- Hackers drained over $5.5 million from Garden Finance across multiple networks
- SEED token plunged 64% after the attack triggered heavy sell pressure
- A DPRK-linked group called “Dangerous Password” is suspected to be behind the breach
Garden Finance has become the latest victim of a cryptocurrency theft, with attackers extracting at least $5.5 million from assets spanning several blockchains.
The exploitation of cross-chain bridges not only rattled investors but also renewed concerns about the security of decentralized finance (DeFi) infrastructure.
Bridge exploit spreads across multiple networks
The Garden Finance exploit unfolded quickly, draining millions of dollars from several blockchains, including Arbitrum and Solana.
ZachXBT, a blockchain researcher, was the first to identify unauthorized withdrawals, warning that losses could ultimately exceed $10 million once all affected chain accounts are accounted for.
The attacker used a MetaMask router—a fast but costly swapping tool—to immediately convert stolen tokens, including wrapped ETH (wETH), wrapped Bitcoin (WBTC), Lombard-locked BTC, cbBTC and Garden’s native SEED token, into Ethereum (ETH).
🚨ALERT🚨Our system detected that @gardenfi has been hacked ~$6M across multiple chains.
Most of the stolen funds are in $WBTC, $USDC, $USDT and other digital assets.
However, most of the freezable assets are swapped to $ETH.
Team sent on-chain message to hacker offering 10%… pic.twitter.com/76YbG6aPK7— 🚨 Cyvers Alerts 🚨 (@CyversAlerts) October 30, 2025
The rapid swaps hindered any freezing or recovery attempts, as the assets were immediately distributed through decentralized exchanges.
Garden Finance later confirmed the breach in an on-chain message, stating that its systems had been compromised across multiple networks.
The team offered the attacker a 10% white-hat bounty in exchange for returning funds and disclosing the vulnerability.
Despite the offer, the attacker has not responded.
ZachXBT links the hack to a DPRK-backed group
Investigations led by ZachXBT and other blockchain analysts point to a hacker group associated with North Korea, known as “Dangerous Password,” as a likely perpetrator of the exploit.
The group has been tied to several recent cross-chain incidents that targeted smaller protocols with quickly tradable, liquid assets.
Just days before the Garden breach, ZachXBT alleged that certain protocols were facilitating money laundering, claiming up to 25% of some on-chain flows linked to assets previously stolen in hacks on Bybit and Swissborg.
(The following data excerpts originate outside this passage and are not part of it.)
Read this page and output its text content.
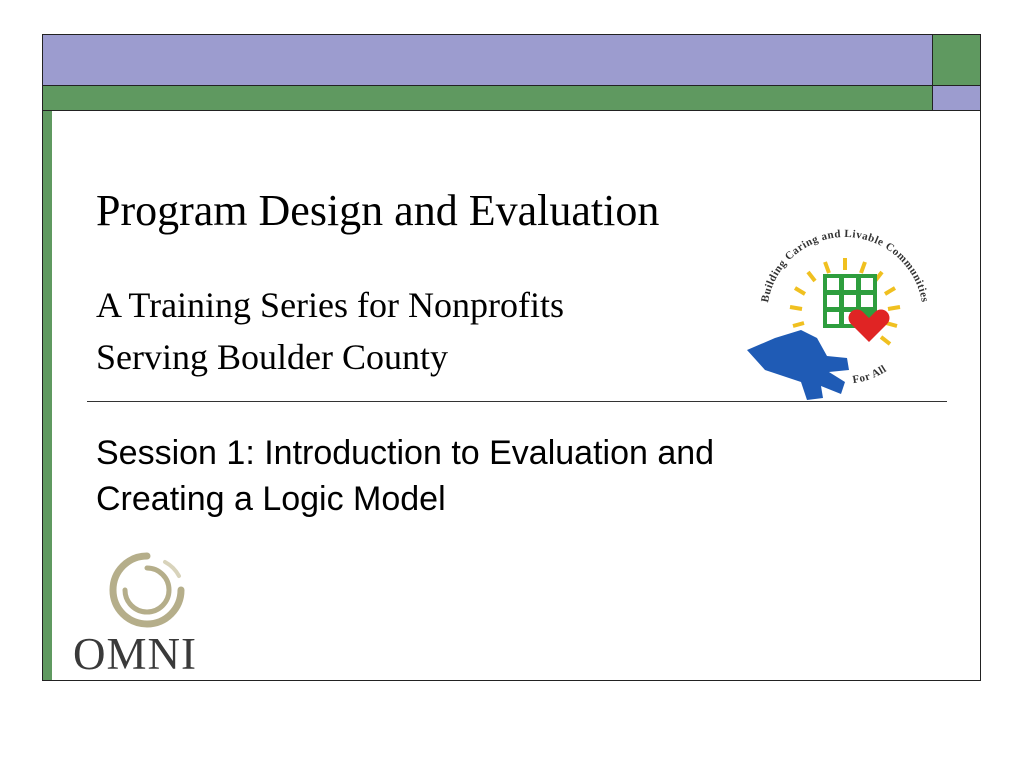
Program Design and Evaluation
A Training Series for Nonprofits
Serving Boulder County
Session 1: Introduction to Evaluation and
Creating a Logic Model
OMNI
Building Caring and Livable Communities
For All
He highlighted this issue in a post.
Another security researcher accused DPRK-linked actors of widely using the Garden bridge to move illicit funds.
These findings have cast a shadow over Garden Finance’s recent achievements.
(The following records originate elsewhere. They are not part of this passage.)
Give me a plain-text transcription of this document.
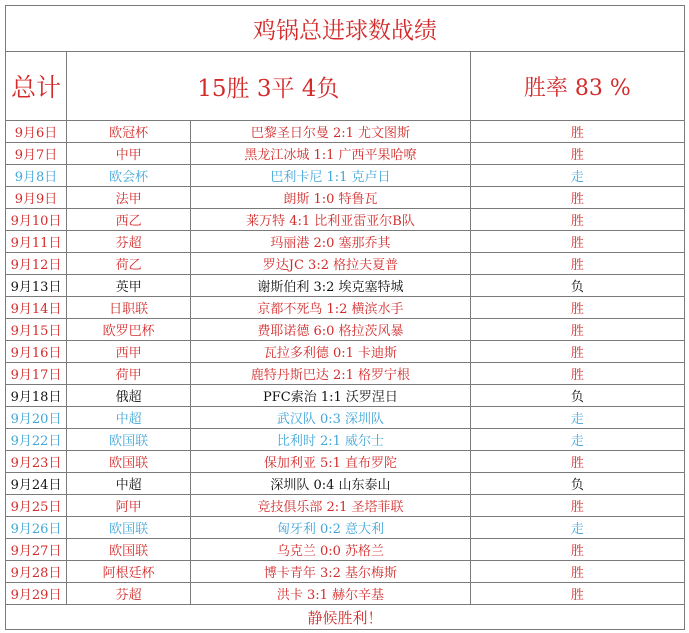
鸡锅总进球数战绩			
总计	15胜 3平 4负		胜率 83 %
9月6日	欧冠杯	巴黎圣日尔曼 2:1 尤文图斯	胜
9月7日	中甲	黑龙江冰城 1:1 广西平果哈嘹	胜
9月8日	欧会杯	巴利卡尼 1:1 克卢日	走
9月9日	法甲	朗斯 1:0 特鲁瓦	胜
9月10日	西乙	莱万特 4:1 比利亚雷亚尔B队	胜
9月11日	芬超	玛丽港 2:0 塞那乔其	胜
9月12日	荷乙	罗达JC 3:2 格拉夫夏普	胜
9月13日	英甲	谢斯伯利 3:2 埃克塞特城	负
9月14日	日职联	京都不死鸟 1:2 横滨水手	胜
9月15日	欧罗巴杯	费耶诺德 6:0 格拉茨风暴	胜
9月16日	西甲	瓦拉多利德 0:1 卡迪斯	胜
9月17日	荷甲	鹿特丹斯巴达 2:1 格罗宁根	胜
9月18日	俄超	PFC索治 1:1 沃罗涅日	负
9月20日	中超	武汉队 0:3 深圳队	走
9月22日	欧国联	比利时 2:1 威尔士	走
9月23日	欧国联	保加利亚 5:1 直布罗陀	胜
9月24日	中超	深圳队 0:4 山东泰山	负
9月25日	阿甲	竞技俱乐部 2:1 圣塔菲联	胜
9月26日	欧国联	匈牙利 0:2 意大利	走
9月27日	欧国联	乌克兰 0:0 苏格兰	胜
9月28日	阿根廷杯	博卡青年 3:2 基尔梅斯	胜
9月29日	芬超	洪卡 3:1 赫尔辛基	胜
静候胜利！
Earlier this month, Garden Finance proudly announced that it had bridged over $2 billion in token value. However, revelations that a significant portion of on-chain activity may originate from illicit sources severely damaged its reputation.
Ironically, Garden Finance—previously criticized for allegedly facilitating laundering—fell victim to the very type of attack it was accused of enabling.
Observers compared the situation to THORChain, which was similarly accused of enabling North Korean hacking groups before itself becoming a target.
ZachXBT emphasized this irony in his investigation, noting that the Garden team reportedly earned “high six-figure” fees from transfers tied to illicit funds while failing to assist victims in earlier incidents.
He argued the exploit serves as a stark reminder of the risks faced by protocols that neglect compliance and transparency.
With estimated losses between $5.5 million and $10.8 million and the SEED token free-falling, Garden Finance faces a long recovery road ahead.
Whether the attacker takes the offered 10% or vanishes with the funds, the breach underlines the urgent need for stronger bridge security.
SEED token collapses amid panic
The fallout was immediate. The attacker dumped stolen SEED tokens into a low-liquidity pool on Uniswap, driving the price down 64% to $0.1928 and shrinking market capitalization to about $2.5 million.
Although the token later recovered slightly to roughly $0.23, it remained down 57% from the previous day’s close.
The shallow liquidity amplified the selling pressure, eroding investor confidence and prompting intensified scrutiny of the protocol’s risk controls.